Yaşanan kayıpların ağırlığı kuşkusuz bizleri yılgınlığa değil daha güçlü mücadele ve özneleşmeye koşullamaktadır. Faşist diktatörlüğün özel savaş yöntemlerinden biri olan psikolojik savaş bu süreçte kitlelerde “yenilgi ve yılgınlığı” büyütmeye dönük olarak kodlanmıştır. Kuşkusuz sınıf mücadelesi yenilgi ve yengileri içerisinde barındırır, yaşadığımız kayıplar ve bugünkü durumumuz bununla ilintilidir. Yaşanan kayıplarımız üzerinden faşizmin kitlelerde yarattığı “gerilla savaşının olanakları kalmamıştır” anlayışına karşı silahlı mücadelenin ve esasta Halk Savaşı’nın bugünkü koşullarda keskinliği ve büyütülmesi daha da önem kazanmıştır. Yeni Demokratik Devrim mücadelesinin dinamik ve en enerjik kesimini oluşturan gençlik tüm dünya devrim mücadelelerinin olduğu gibi Halk Savaşı’nın da esas gücünü oluşturmaktadır. Son yıllarda ölümsüzleşen yoldaşlarımızın büyük bir kısmının Komsomol saflarından gerilla mücadelesine katılmış olması bu gerçekliği doğrulamaktadır.

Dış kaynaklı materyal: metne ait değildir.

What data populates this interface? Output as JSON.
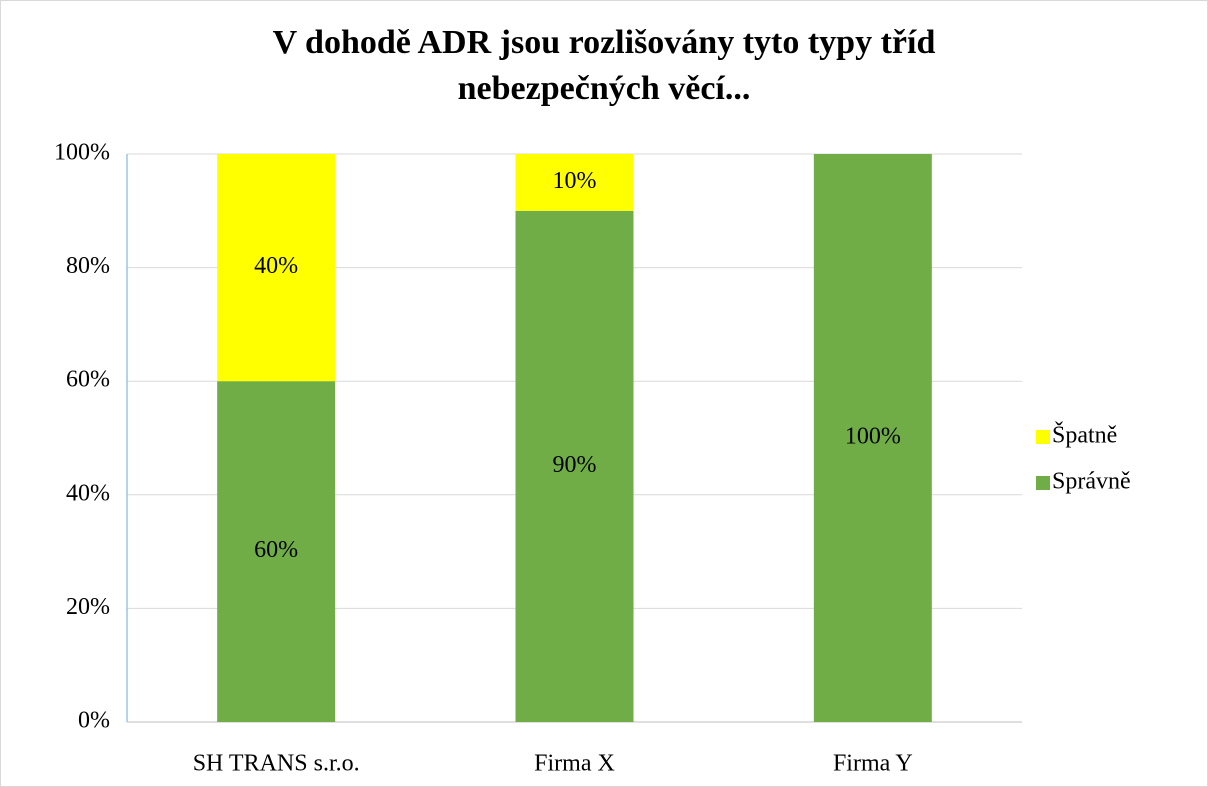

Proletarya Partisi önderliğinde sürdürülen gerilla mücadelesi, Halk Savaşı’nın ilk aşaması olan stratejik savunma aşamasında temel askeri-politik mücadele ve örgütlenme biçimidir. Stratejik denge ve saldırı aşamasında ise vazgeçilmez bir tamamlayandır. Ancak gerilla mücadelesi salt askeri bir yönelim olarak ortaya konmamalıdır. Bu şekilde bir yanlış kavrayış gençliğin savaş ile ilişkilenmesinde bir kafa karışıklığı yaratabilmektedir. Gerilla mücadelesi, Halk Savaşı’nın, proletaryanın iktidar mücadelesinin teori ve stratejisine paralel olarak halk yığınlarının siyasal mücadelesinin en üst düzeydeki biçimidir. Gerilla mücadelesi; halkın üç silahından birisi olan Halk Ordusu’nun özgün ve çekirdek örgütlenme biçimidir. Görevi ise yine halkın üç silahından başat unsur olan partinin politik yönelimi ışığında geniş halk kesimlerini örgütlemek ve devrimci savaşa taşımaktır. Gerilla mücadelesine göre örgütlenme bir bütün olarak parti çalışmalarının buna uygun olarak örgütlenmesi ve yürütülmesini zorunlu kılar. Bu anlamıyla Halk Savaşı’nın kitle mücadelesinin esasta parçası olduğu kavranmalıdır.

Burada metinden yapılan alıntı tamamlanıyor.